Bos BEI Bantah Kecolongan Kasus Gratifikasi IPO
Direktur Pengembangan Bursa Efek Indonesia Jeffrey Hendrik menegaskan bahwa pihaknya tidak kecolongan atas kasus yang menyeret lima karyawan yang diduga menerima gratifikasi terkait penawaran saham perdana atau initial public offering (IPO).
Jeffrey mengaku bursa sudah melakukan tindakan tegas kepada karyawan yang menerima gratifikasi hingga penyimpangan lain. Menurutnya, pemecatan karyawan yang dilakukan bursa merupakan salah satu upaya bursa dalam memberantas aksi kecurangan.
"Yang menjadi kewenangan kami adalah memberikan sanksi kepada karyawan kami dan itu sudah kami lakukan, tidak ada kecolongan," kata Jeffrey kepada wartawan di Bursa Efek Indonesia, Senin (2/9).
Jeffrey juga memastikan IPO yang sudah berjalan sebelumnya tidak bermasalah. Sebab sebuah proses IPO emiten dilakukan dengan pengawasan yang ketat dan Otoritas Jasa Keuangan (OJK) bahkan turun tangan untuk melakukan penilaian kualitas calon emiten.
Sekretaris Perusahaan BEI Kautsar Primadi Nurahmad sebelumnya membenarkan bahwa telah terjadi pelanggaran etika yang melibatkan oknum karyawan bursa. Oleh sebab itu, BEI telah melakukan tindakan disiplin sesuai dengan prosedur serta kebijakan yang berlaku.
“BEI berkomitmen memenuhi prinsip good corporate governance melalui penerapan Sistem Manajemen Anti Penyuapan (SMAP) melalui implementasi ISO 37001:2016,” tulis Kautsar dalam keterangan resminya, Senin (26/8).
Sebelumnya berdasarkan surat yang beredar, sejumlah karyawan Divisi Penilaian Perusahaan BEI diduga meminta imbalan berupa uang untuk memfasilitasi pencatatan saham emiten di BEI.
Nilai gratifikasi tersebut dilaporkan mencapai ratusan juta hingga miliaran rupiah per emiten, dan telah berlangsung selama beberapa tahun.
Praktik gratifikasi ini melibatkan beberapa emiten yang saat ini sahamnya telah tercatat di bursa.
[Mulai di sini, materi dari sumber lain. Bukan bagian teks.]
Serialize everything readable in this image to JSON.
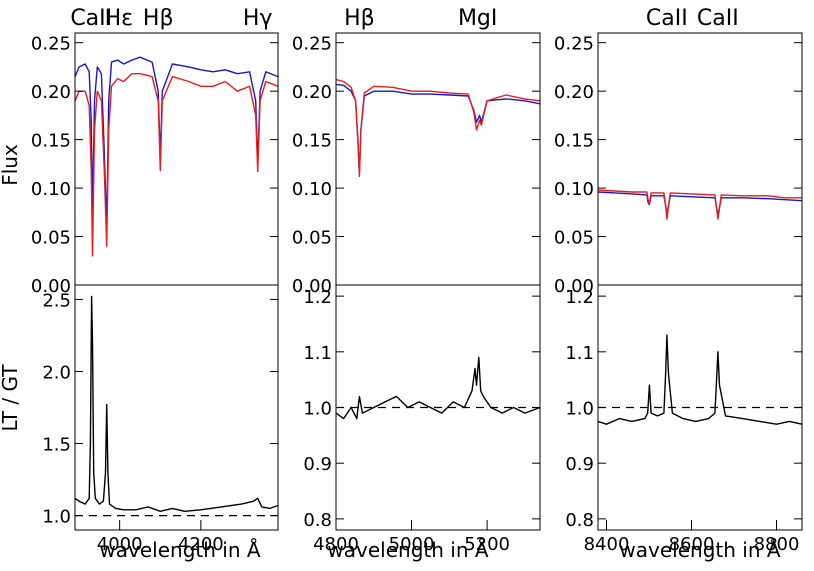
{
  "figure": {
    "ylabel_top": "Flux",
    "ylabel_bottom": "LT / GT",
    "xlabel": "wavelength in Å"
  },
  "colors": {
    "series_a": "#1a17c8",
    "series_b": "#e81c1c",
    "ratio": "#000000"
  },
  "chart_data": [
    {
      "type": "line",
      "panel": "top-left",
      "xlim": [
        3890,
        4390
      ],
      "ylim": [
        0,
        0.26
      ],
      "yticks": [
        "0.00",
        "0.05",
        "0.10",
        "0.15",
        "0.20",
        "0.25"
      ],
      "line_labels": [
        {
          "text": "CaII",
          "x": 3930
        },
        {
          "text": "Hε",
          "x": 3998
        },
        {
          "text": "Hβ",
          "x": 4095
        },
        {
          "text": "Hγ",
          "x": 4340
        }
      ],
      "series": [
        {
          "color": "blue",
          "x": [
            3890,
            3900,
            3915,
            3925,
            3930,
            3933,
            3938,
            3945,
            3955,
            3962,
            3968,
            3973,
            3980,
            3995,
            4010,
            4030,
            4050,
            4080,
            4095,
            4100,
            4105,
            4130,
            4170,
            4200,
            4230,
            4260,
            4290,
            4320,
            4335,
            4340,
            4346,
            4360,
            4390
          ],
          "y": [
            0.215,
            0.225,
            0.228,
            0.22,
            0.17,
            0.075,
            0.19,
            0.225,
            0.218,
            0.14,
            0.06,
            0.19,
            0.23,
            0.232,
            0.228,
            0.232,
            0.235,
            0.23,
            0.2,
            0.13,
            0.2,
            0.228,
            0.225,
            0.222,
            0.22,
            0.222,
            0.218,
            0.22,
            0.19,
            0.125,
            0.2,
            0.22,
            0.215
          ]
        },
        {
          "color": "red",
          "x": [
            3890,
            3900,
            3915,
            3925,
            3930,
            3933,
            3938,
            3945,
            3955,
            3962,
            3968,
            3973,
            3980,
            3995,
            4010,
            4030,
            4050,
            4080,
            4095,
            4100,
            4105,
            4130,
            4170,
            4200,
            4230,
            4260,
            4290,
            4320,
            4335,
            4340,
            4346,
            4360,
            4390
          ],
          "y": [
            0.19,
            0.2,
            0.2,
            0.185,
            0.12,
            0.03,
            0.16,
            0.2,
            0.19,
            0.12,
            0.04,
            0.16,
            0.205,
            0.213,
            0.21,
            0.218,
            0.218,
            0.215,
            0.19,
            0.118,
            0.19,
            0.215,
            0.21,
            0.205,
            0.205,
            0.21,
            0.2,
            0.205,
            0.175,
            0.117,
            0.19,
            0.21,
            0.205
          ]
        }
      ]
    },
    {
      "type": "line",
      "panel": "top-middle",
      "xlim": [
        4800,
        5340
      ],
      "ylim": [
        0,
        0.26
      ],
      "yticks": [
        "0.00",
        "0.05",
        "0.10",
        "0.15",
        "0.20",
        "0.25"
      ],
      "line_labels": [
        {
          "text": "Hβ",
          "x": 4862
        },
        {
          "text": "MgI",
          "x": 5175
        }
      ],
      "series": [
        {
          "color": "blue",
          "x": [
            4800,
            4820,
            4840,
            4852,
            4858,
            4862,
            4866,
            4875,
            4900,
            4950,
            5000,
            5050,
            5100,
            5150,
            5165,
            5172,
            5180,
            5185,
            5200,
            5250,
            5300,
            5340
          ],
          "y": [
            0.207,
            0.206,
            0.2,
            0.19,
            0.15,
            0.115,
            0.16,
            0.195,
            0.2,
            0.2,
            0.197,
            0.197,
            0.196,
            0.195,
            0.18,
            0.168,
            0.175,
            0.168,
            0.19,
            0.192,
            0.19,
            0.187
          ]
        },
        {
          "color": "red",
          "x": [
            4800,
            4820,
            4840,
            4852,
            4858,
            4862,
            4866,
            4875,
            4900,
            4950,
            5000,
            5050,
            5100,
            5150,
            5165,
            5172,
            5180,
            5185,
            5200,
            5250,
            5300,
            5340
          ],
          "y": [
            0.212,
            0.21,
            0.204,
            0.19,
            0.148,
            0.112,
            0.16,
            0.198,
            0.205,
            0.204,
            0.2,
            0.2,
            0.198,
            0.197,
            0.178,
            0.16,
            0.17,
            0.165,
            0.19,
            0.196,
            0.192,
            0.19
          ]
        }
      ]
    },
    {
      "type": "line",
      "panel": "top-right",
      "xlim": [
        8380,
        8860
      ],
      "ylim": [
        0,
        0.26
      ],
      "yticks": [
        "0.00",
        "0.05",
        "0.10",
        "0.15",
        "0.20",
        "0.25"
      ],
      "line_labels": [
        {
          "text": "CaII",
          "x": 8542
        },
        {
          "text": "CaII",
          "x": 8662
        }
      ],
      "series": [
        {
          "color": "blue",
          "x": [
            8380,
            8420,
            8460,
            8495,
            8498,
            8501,
            8505,
            8535,
            8540,
            8542,
            8545,
            8550,
            8600,
            8655,
            8660,
            8662,
            8665,
            8670,
            8720,
            8780,
            8820,
            8860
          ],
          "y": [
            0.096,
            0.095,
            0.094,
            0.093,
            0.085,
            0.083,
            0.092,
            0.092,
            0.08,
            0.07,
            0.08,
            0.092,
            0.091,
            0.09,
            0.078,
            0.07,
            0.078,
            0.09,
            0.09,
            0.089,
            0.088,
            0.087
          ]
        },
        {
          "color": "red",
          "x": [
            8380,
            8420,
            8460,
            8495,
            8498,
            8501,
            8505,
            8535,
            8540,
            8542,
            8545,
            8550,
            8600,
            8655,
            8660,
            8662,
            8665,
            8670,
            8720,
            8780,
            8820,
            8860
          ],
          "y": [
            0.098,
            0.097,
            0.096,
            0.096,
            0.088,
            0.084,
            0.095,
            0.095,
            0.078,
            0.068,
            0.078,
            0.095,
            0.094,
            0.093,
            0.076,
            0.068,
            0.076,
            0.093,
            0.092,
            0.092,
            0.09,
            0.09
          ]
        }
      ]
    },
    {
      "type": "line",
      "panel": "bottom-left",
      "xlim": [
        3890,
        4390
      ],
      "ylim": [
        0.9,
        2.6
      ],
      "yticks": [
        "1.0",
        "1.5",
        "2.0",
        "2.5"
      ],
      "ytick_values": [
        1.0,
        1.5,
        2.0,
        2.5
      ],
      "xticks": [
        "4000",
        "4200"
      ],
      "xtick_values": [
        4000,
        4200
      ],
      "reference_line": 1.0,
      "series": [
        {
          "color": "black",
          "x": [
            3890,
            3900,
            3915,
            3925,
            3928,
            3931,
            3933,
            3936,
            3940,
            3950,
            3960,
            3965,
            3968,
            3971,
            3975,
            3990,
            4010,
            4040,
            4070,
            4100,
            4130,
            4160,
            4200,
            4250,
            4300,
            4330,
            4340,
            4350,
            4370,
            4390
          ],
          "y": [
            1.12,
            1.1,
            1.08,
            1.12,
            1.5,
            2.52,
            2.2,
            1.3,
            1.12,
            1.08,
            1.1,
            1.3,
            1.77,
            1.3,
            1.08,
            1.05,
            1.04,
            1.04,
            1.06,
            1.03,
            1.05,
            1.03,
            1.04,
            1.06,
            1.08,
            1.1,
            1.12,
            1.06,
            1.05,
            1.07
          ]
        }
      ]
    },
    {
      "type": "line",
      "panel": "bottom-middle",
      "xlim": [
        4800,
        5340
      ],
      "ylim": [
        0.78,
        1.22
      ],
      "yticks": [
        "0.8",
        "0.9",
        "1.0",
        "1.1",
        "1.2"
      ],
      "ytick_values": [
        0.8,
        0.9,
        1.0,
        1.1,
        1.2
      ],
      "xticks": [
        "4800",
        "5000",
        "5200"
      ],
      "xtick_values": [
        4800,
        5000,
        5200
      ],
      "reference_line": 1.0,
      "series": [
        {
          "color": "black",
          "x": [
            4800,
            4820,
            4840,
            4855,
            4862,
            4870,
            4900,
            4930,
            4960,
            4990,
            5020,
            5050,
            5080,
            5110,
            5140,
            5160,
            5168,
            5172,
            5178,
            5183,
            5190,
            5210,
            5240,
            5270,
            5300,
            5340
          ],
          "y": [
            0.99,
            0.98,
            1.0,
            0.98,
            1.02,
            0.99,
            1.0,
            1.01,
            1.02,
            1.0,
            1.01,
            1.0,
            0.99,
            1.01,
            1.0,
            1.03,
            1.07,
            1.04,
            1.09,
            1.03,
            1.02,
            1.0,
            0.99,
            1.0,
            0.99,
            1.0
          ]
        }
      ]
    },
    {
      "type": "line",
      "panel": "bottom-right",
      "xlim": [
        8380,
        8860
      ],
      "ylim": [
        0.78,
        1.22
      ],
      "yticks": [
        "0.8",
        "0.9",
        "1.0",
        "1.1",
        "1.2"
      ],
      "ytick_values": [
        0.8,
        0.9,
        1.0,
        1.1,
        1.2
      ],
      "xticks": [
        "8400",
        "8600",
        "8800"
      ],
      "xtick_values": [
        8400,
        8600,
        8800
      ],
      "reference_line": 1.0,
      "series": [
        {
          "color": "black",
          "x": [
            8380,
            8400,
            8430,
            8460,
            8490,
            8497,
            8501,
            8505,
            8520,
            8535,
            8539,
            8542,
            8546,
            8555,
            8580,
            8610,
            8640,
            8655,
            8659,
            8662,
            8666,
            8680,
            8720,
            8760,
            8800,
            8830,
            8860
          ],
          "y": [
            0.975,
            0.97,
            0.98,
            0.975,
            0.98,
            0.99,
            1.04,
            0.99,
            0.985,
            0.99,
            1.06,
            1.13,
            1.06,
            0.99,
            0.98,
            0.975,
            0.98,
            0.99,
            1.05,
            1.1,
            1.04,
            0.985,
            0.98,
            0.975,
            0.97,
            0.975,
            0.97
          ]
        }
      ]
    }
  ]
}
Selain itu, imbalan uang yang diterima oleh para oknum berkisar antara ratusan juta hingga satu miliar rupiah untuk setiap emiten.
Lebih jauh, dalam pemeriksaan ditemukan bahwa para oknum tersebut diduga membentuk perusahaan jasa penasihat secara terorganisir. Dari perusahaan ini, terakumulasi dana sekitar Rp 20 miliar.